Existe además otro elemento que añade fragilidad a la transición: la propia seguridad del nuevo líder. En el actual clima de confrontación regional y operaciones encubiertas, algunos analistas consideran que Mojtaba Jamenei podría convertirse en uno de los objetivos más sensibles dentro del tablero geopolítico de Oriente Medio.

Es más, desde que fue elegido líder supremo, no se le ha visto en público. Tampoco se le ha escuchado su voz o difundido una fotografía o vídeo de él.

¿Un cuarto líder supremo?

Si ese escenario extremo llegara a producirse, el sistema religioso iraní podría enfrentarse a una situación sin precedentes: la necesidad de discutir una nueva sucesión incluso antes de que el nuevo liderazgo haya logrado consolidarse. En otras palabras, la posibilidad de un “cuarto líder supremo” dejaría de ser una hipótesis remota para convertirse en una cuestión inmediata dentro del cálculo estratégico del régimen.

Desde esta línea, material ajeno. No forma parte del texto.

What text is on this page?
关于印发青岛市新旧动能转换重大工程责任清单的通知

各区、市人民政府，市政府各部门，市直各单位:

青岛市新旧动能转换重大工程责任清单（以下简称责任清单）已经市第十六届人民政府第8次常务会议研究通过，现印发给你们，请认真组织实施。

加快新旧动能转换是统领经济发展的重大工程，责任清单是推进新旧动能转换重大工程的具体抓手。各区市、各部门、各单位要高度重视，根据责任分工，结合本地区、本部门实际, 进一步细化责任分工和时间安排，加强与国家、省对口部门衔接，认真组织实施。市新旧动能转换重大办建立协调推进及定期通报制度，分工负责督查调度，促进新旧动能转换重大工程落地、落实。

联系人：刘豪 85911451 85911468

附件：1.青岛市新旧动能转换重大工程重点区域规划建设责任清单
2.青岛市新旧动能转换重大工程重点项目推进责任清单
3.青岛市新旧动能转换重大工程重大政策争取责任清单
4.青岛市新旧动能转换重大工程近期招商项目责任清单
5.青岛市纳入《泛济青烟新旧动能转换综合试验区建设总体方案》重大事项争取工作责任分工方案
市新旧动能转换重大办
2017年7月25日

Un maniquí junto con un grafiti del asesinado líder supremo de Irán Alí Jameneí en las inmediaciones de la plaza Engelab (Revolución) de Teherán
EFE/Jaime León

Este riesgo revela hasta qué punto la transición actual puede ser, al mismo tiempo, un momento de consolidación y un punto de vulnerabilidad.

Más allá de los escenarios más dramáticos, la cuestión central sigue siendo la misma: si el nuevo liderazgo será capaz de reconstruir una base de legitimidad política en una sociedad que ha cambiado profundamente desde la revolución de 1979.

La República Islámica nació como un proyecto que buscaba combinar legitimidad religiosa con participación popular. Con el paso del tiempo, ese equilibrio se ha transformado repetidamente para garantizar la supervivencia del sistema frente a crisis internas y presiones externas.

Musulmanes chiíes corean consignas durante la manifestación anual del Día de Al-Quds en Magam, Cachemira, India
EFE/EPA/FAROOQ KHAN

La evolución de la República Islámica

La llegada de Mojtaba Jamenei podría representar el capítulo más reciente de esa evolución. Pero también podría marcar el inicio de una etapa en la que la estabilidad del sistema dependa cada vez más del control de las estructuras de poder y menos de su legitimidad política.

La sucesión que durante años se preparó en silencio finalmente se ha producido. Pero lejos de cerrar el capítulo de la incertidumbre, la llegada del nuevo líder podría abrir una de las etapas más impredecibles en la historia de la República Islámica.

Porque en el Irán de hoy, incluso después de elegir a su tercer líder, la pregunta sobre el futuro del sistema sigue abierta. Y en los cálculos de algunos estrategas, incluso la cuestión del posible cuarto líder podría dejar de ser una especulación académica para convertirse en una realidad política mucho antes de lo esperado.